O ‘espetáculo’ em Guy Debord: transição ou aprofundamento?
Em 1967, nas vésperas da última grande revolução estudantil, o intelectual francês Guy Debord publicou “La Société du Spectacle”, “A Sociedade do Espetáculo” em português. Mais de cinquenta anos se passaram e Debord mantém intacto o seu mito, pelo legado, currículo, fim trágico e relevância no pensamento contemporâneo. Este ano, a excelente editora Antígona fez-nos chegar, pelas quatro mãos da tradução de Francisco Alves e Afonso Monteiro, a primeira edição da obra em português de Portugal. Parece inacreditável como uma das obras mais pertinentes da filosofia pós-moderna chega tão tardiamente ao nosso país. Mas deixemos isso.
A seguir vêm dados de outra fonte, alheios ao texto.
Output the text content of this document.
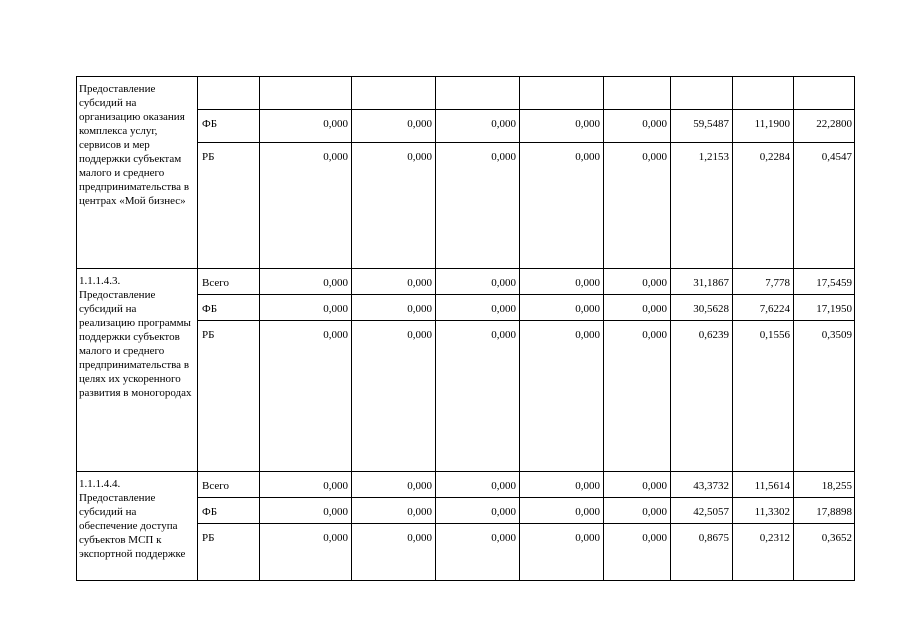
Предоставление субсидий на организацию оказания комплекса услуг, сервисов и мер поддержки субъектам малого и среднего предпринимательства в центрах «Мой бизнес»									
	ФБ	0,000	0,000	0,000	0,000	0,000	59,5487	11,1900	22,2800
	РБ	0,000	0,000	0,000	0,000	0,000	1,2153	0,2284	0,4547
1.1.1.4.3. Предоставление субсидий на реализацию программы поддержки субъектов малого и среднего предпринимательства в целях их ускоренного развития в моногородах	Всего	0,000	0,000	0,000	0,000	0,000	31,1867	7,778	17,5459
	ФБ	0,000	0,000	0,000	0,000	0,000	30,5628	7,6224	17,1950
	РБ	0,000	0,000	0,000	0,000	0,000	0,6239	0,1556	0,3509
1.1.1.4.4. Предоставление субсидий на обеспечение доступа субъектов МСП к экспортной поддержке	Всего	0,000	0,000	0,000	0,000	0,000	43,3732	11,5614	18,255
	ФБ	0,000	0,000	0,000	0,000	0,000	42,5057	11,3302	17,8898
	РБ	0,000	0,000	0,000	0,000	0,000	0,8675	0,2312	0,3652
O que significa, então, ‘espetáculo’ e o que significa estarmos imersos na intitulada ‘sociedade do espetáculo’? Para o entendermos, temos de recuar ao século XIX, ao incontornável Karl Marx. Não sem antes deixar uma anotação: Debord, genericamente, tem de ser engavetado algures na ideologia de esquerda – é pacífico aceitá-lo. No entanto, opto por mencionar isso já no início e deixar por aqui os rótulos: Debord tinha as suas convicções e o anti-capitalismo estava seguramente entre elas. Diz a prudência, contudo, que o reduzir a esse enquadramento é correr um grande perigo: o filósofo, antes de ser de esquerda, era um voraz crítico e analista social, pronto a dinamitar com a mesma pujança o estalinismo, o fascismo e as democracias liberais. Dizia eu que Debord leu Marx, claro está, e procurou, nesta obra, atualizar um conceito específico de “Das Kapital”: o ‘fetichismo da mercadoria’. Segundo Marx, a mercadoria tem um valor adicional vinculado não ao objeto em si, mas ao resultado da sua posse. Exatamente cem anos depois da primeira publicação do grande texto teórico do comunismo, Debord nota que o aspeto material da mercadoria, no capitalismo avançado do século XX, já não é o fator mais relevante, mas antes a imagem da mercadoria. Assim, se Marx detetou a transição da “era do ser” para a “era do ter”, o pós-Segunda Guerra marca o início da “era do parecer”, era essa que parece perdurar, com maior ou menor incidência.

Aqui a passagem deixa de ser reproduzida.